LoL, I love this one! In Arizona, you may not have more than two dildos in a house.

@Pieter Claassen Points 9 and 10 If point (9) says that, In Alberta you must give hand signals when you turn. How does point (10) work, if you must always have both hands on the handlebars? I don’t expect an answer, I just found that a bit odd :slight_smile:

PMSLMAO!!! This is brilliant keep 'em coming. Stefan

@ukiceman, that’s the point. If you obey any one of the laws, you will be breaking the other one. But both laws are in force.

Thanks for a good laugh this morning!

In Wyoming, you can’t fish with a firearm.

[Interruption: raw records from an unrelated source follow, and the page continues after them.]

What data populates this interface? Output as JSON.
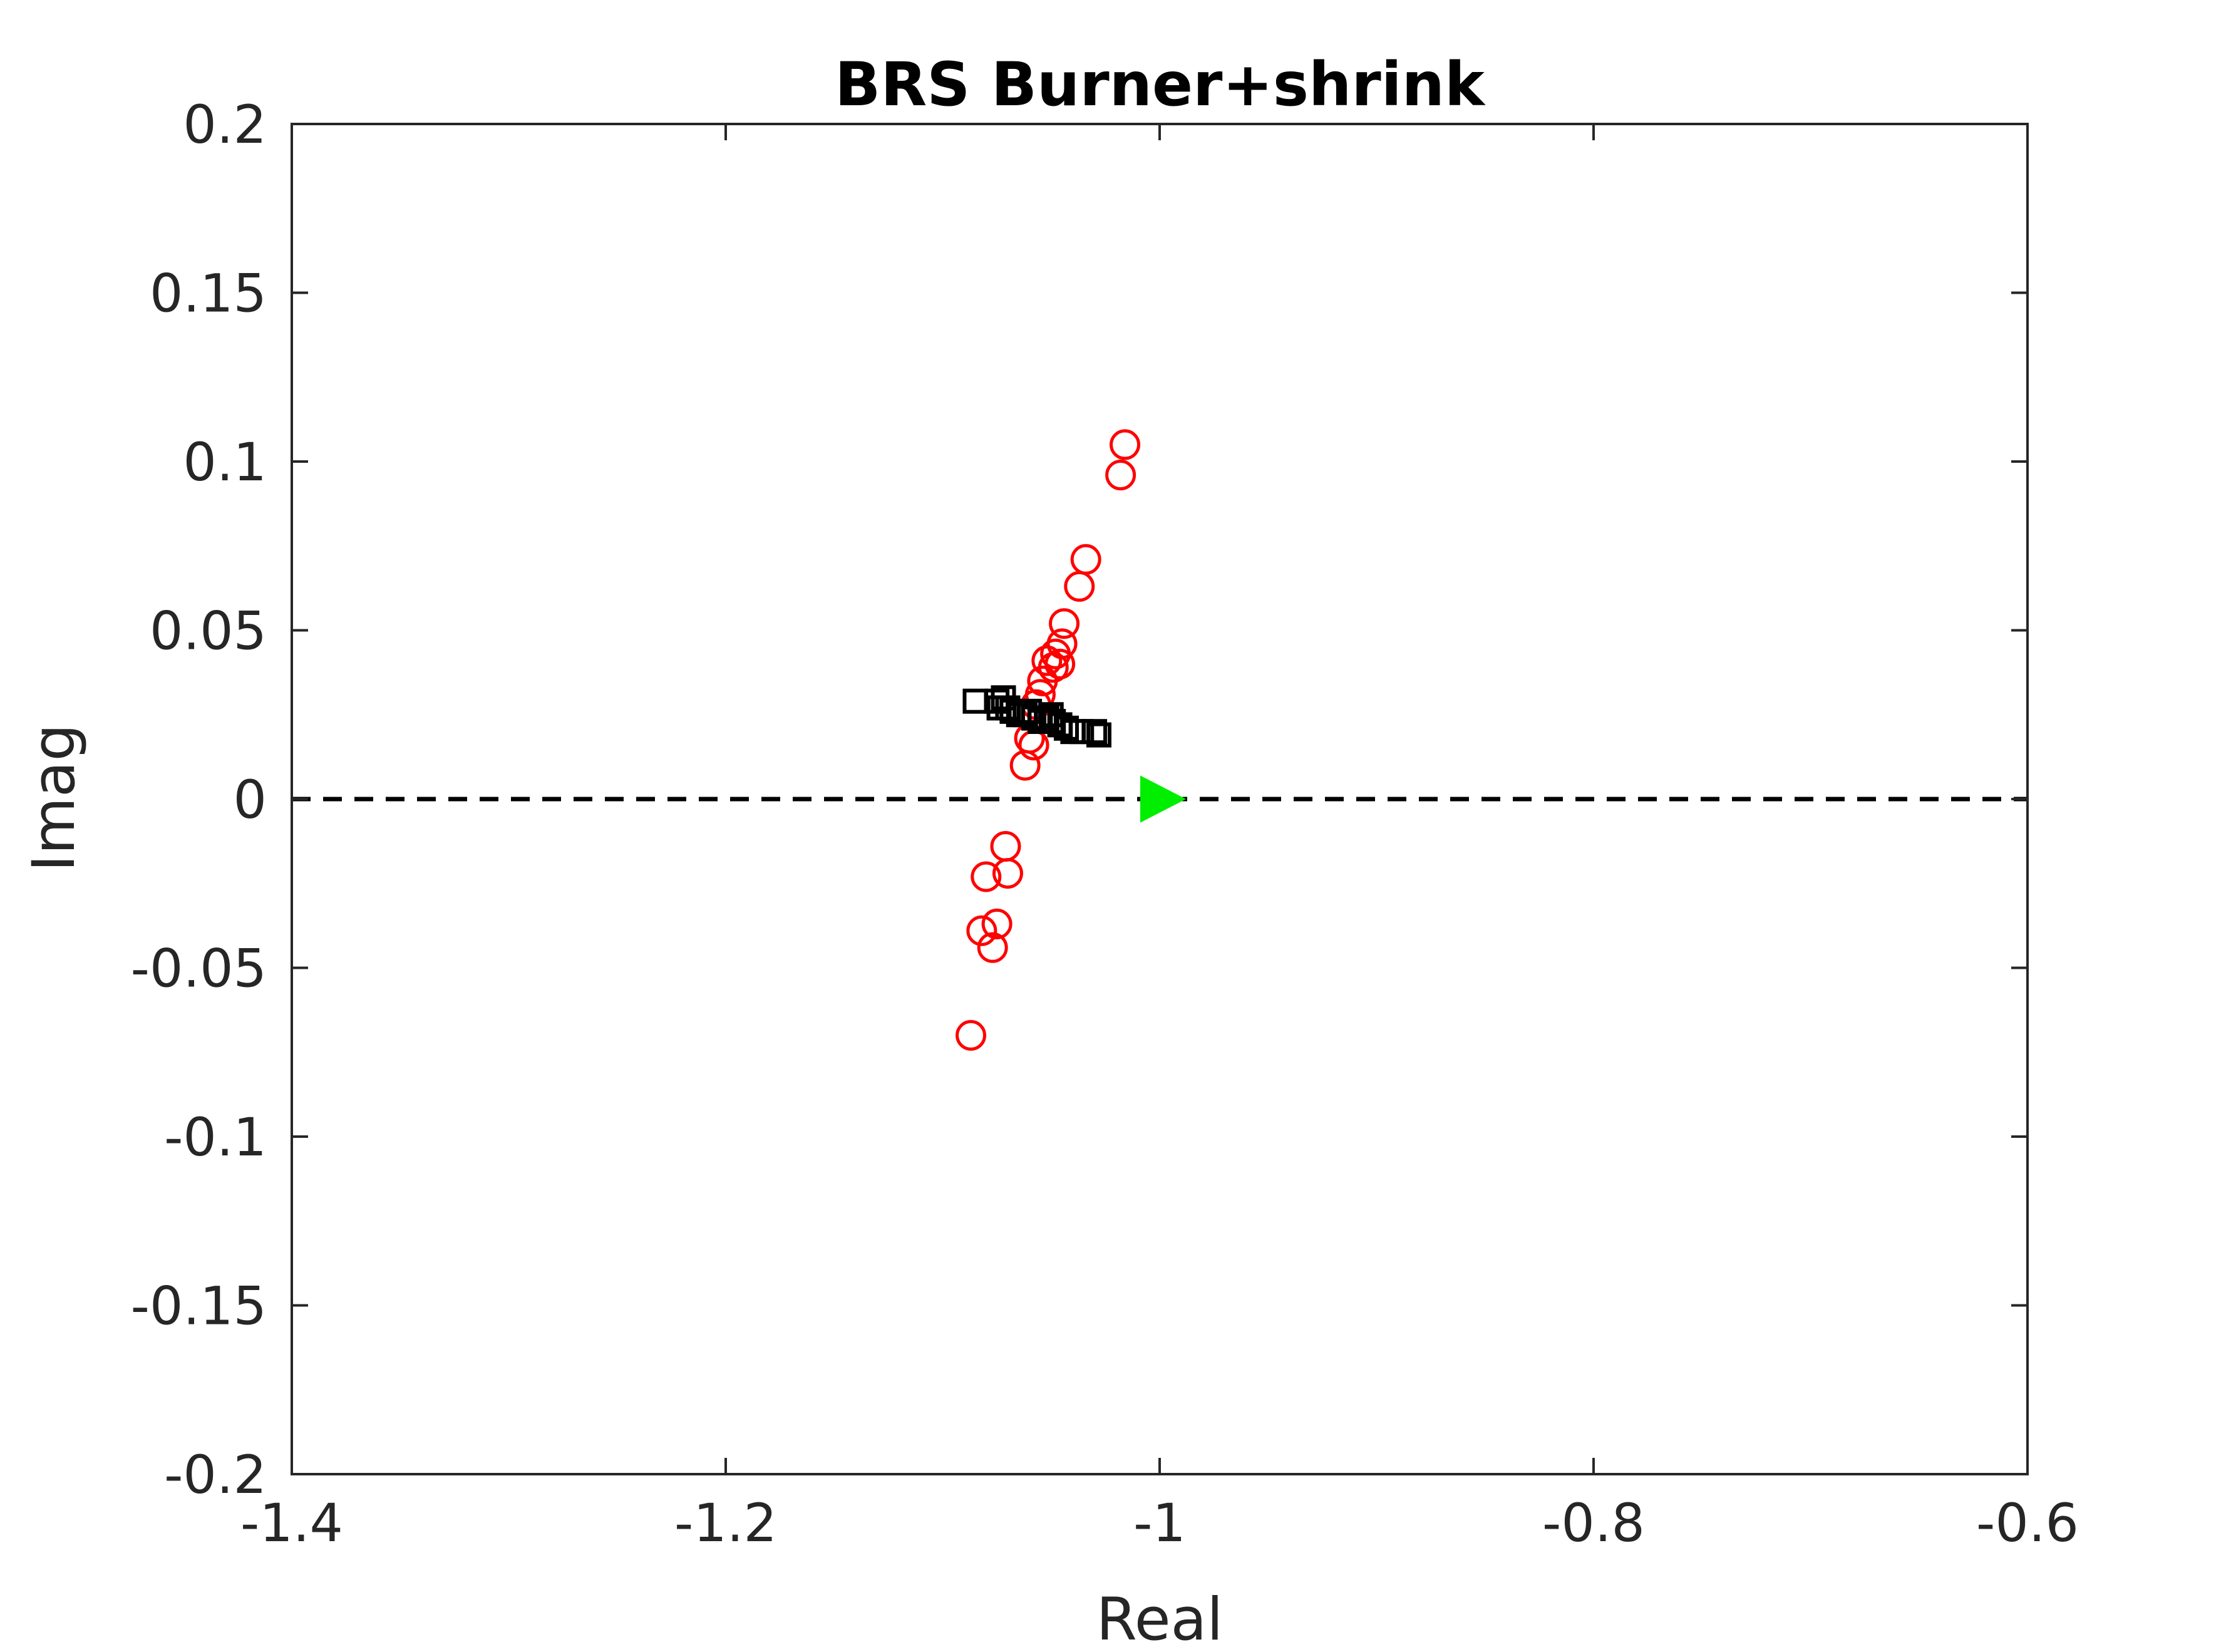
{
  "chart_data": {
    "type": "scatter",
    "title": "BRS Burner+shrink",
    "xlabel": "Real",
    "ylabel": "Imag",
    "xlim": [
      -1.4,
      -0.6
    ],
    "ylim": [
      -0.2,
      0.2
    ],
    "xticks": [
      -1.4,
      -1.2,
      -1.0,
      -0.8,
      -0.6
    ],
    "xtick_labels": [
      "-1.4",
      "-1.2",
      "-1",
      "-0.8",
      "-0.6"
    ],
    "yticks": [
      0.2,
      0.15,
      0.1,
      0.05,
      0.0,
      -0.05,
      -0.1,
      -0.15,
      -0.2
    ],
    "ytick_labels": [
      "0.2",
      "0.15",
      "0.1",
      "0.05",
      "0",
      "-0.05",
      "-0.1",
      "-0.15",
      "-0.2"
    ],
    "grid": false,
    "reference_line": {
      "y": 0,
      "style": "dashed",
      "color": "#000000"
    },
    "series": [
      {
        "marker": "circle",
        "color": "#ff0000",
        "points": [
          [
            -1.016,
            0.105
          ],
          [
            -1.018,
            0.096
          ],
          [
            -1.034,
            0.071
          ],
          [
            -1.037,
            0.063
          ],
          [
            -1.044,
            0.052
          ],
          [
            -1.045,
            0.046
          ],
          [
            -1.048,
            0.043
          ],
          [
            -1.052,
            0.041
          ],
          [
            -1.049,
            0.039
          ],
          [
            -1.046,
            0.04
          ],
          [
            -1.054,
            0.035
          ],
          [
            -1.055,
            0.031
          ],
          [
            -1.057,
            0.028
          ],
          [
            -1.06,
            0.018
          ],
          [
            -1.058,
            0.016
          ],
          [
            -1.062,
            0.01
          ],
          [
            -1.071,
            -0.014
          ],
          [
            -1.07,
            -0.022
          ],
          [
            -1.08,
            -0.023
          ],
          [
            -1.075,
            -0.037
          ],
          [
            -1.082,
            -0.039
          ],
          [
            -1.077,
            -0.044
          ],
          [
            -1.087,
            -0.07
          ]
        ]
      },
      {
        "marker": "square",
        "color": "#000000",
        "points": [
          [
            -1.085,
            0.029
          ],
          [
            -1.075,
            0.029
          ],
          [
            -1.072,
            0.03
          ],
          [
            -1.07,
            0.027
          ],
          [
            -1.068,
            0.026
          ],
          [
            -1.065,
            0.025
          ],
          [
            -1.062,
            0.025
          ],
          [
            -1.058,
            0.024
          ],
          [
            -1.055,
            0.023
          ],
          [
            -1.052,
            0.024
          ],
          [
            -1.049,
            0.023
          ],
          [
            -1.046,
            0.022
          ],
          [
            -1.043,
            0.021
          ],
          [
            -1.04,
            0.02
          ],
          [
            -1.036,
            0.02
          ],
          [
            -1.03,
            0.02
          ],
          [
            -1.028,
            0.019
          ],
          [
            -1.074,
            0.027
          ],
          [
            -1.06,
            0.026
          ],
          [
            -1.05,
            0.025
          ]
        ]
      },
      {
        "marker": "triangle-right",
        "color": "#00ee00",
        "points": [
          [
            -1.0,
            0.0
          ]
        ]
      }
    ]
  }
}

In the UK: *All English males over the age 14 are to carry out 2 or so hours of longbow practice a week supervised by the local clergy. *It is illegal for a lady to eat chocolates on a public conveyance. *London Hackney Carriages (taxis/cabs) must carry a bale of hay and a sack of oats. *It is illegal to be drunk on Licensed Premises (in a pub or bar). *Any person found breaking a boiled egg at the sharp end will be sentenced to 24 hours in the village stocks *It is illegal to leave baggage unattended. *Picking up abandoned baggage is an act of terrorism.

LMAO! These are amazing! Some funny ones indeed. It’s also illegal to sell alcohol to a intoxicated person. It is legal, on a certain day of the year (not sure which one) to shoot a Welshmen with a longbow from a church tower. It’s illegal to beat your doormatts after 6pm Taxi drivers are required to ask all passengers if they have smallpox or the plague. Throughout the whole of England it is illegal to eat mince pies on the 25th of December.

I wish I could remember what state this law is in, it’s my all time favorite law. Cats and Dogs may not smoke pipes or cigars in public. I love this one because I like the idea of a place having problems with dogs and especialy cats smoking pipes or cigars in public. Damn tuna scent flake smelling up this town.

UK: Since 1313, MPs are not allowed to don armor in Parliament. It is illegal for two adult men to have sex in the same house as a third person. Sweden: While prostitution is legal, it is illegal to use the services of a prostitute.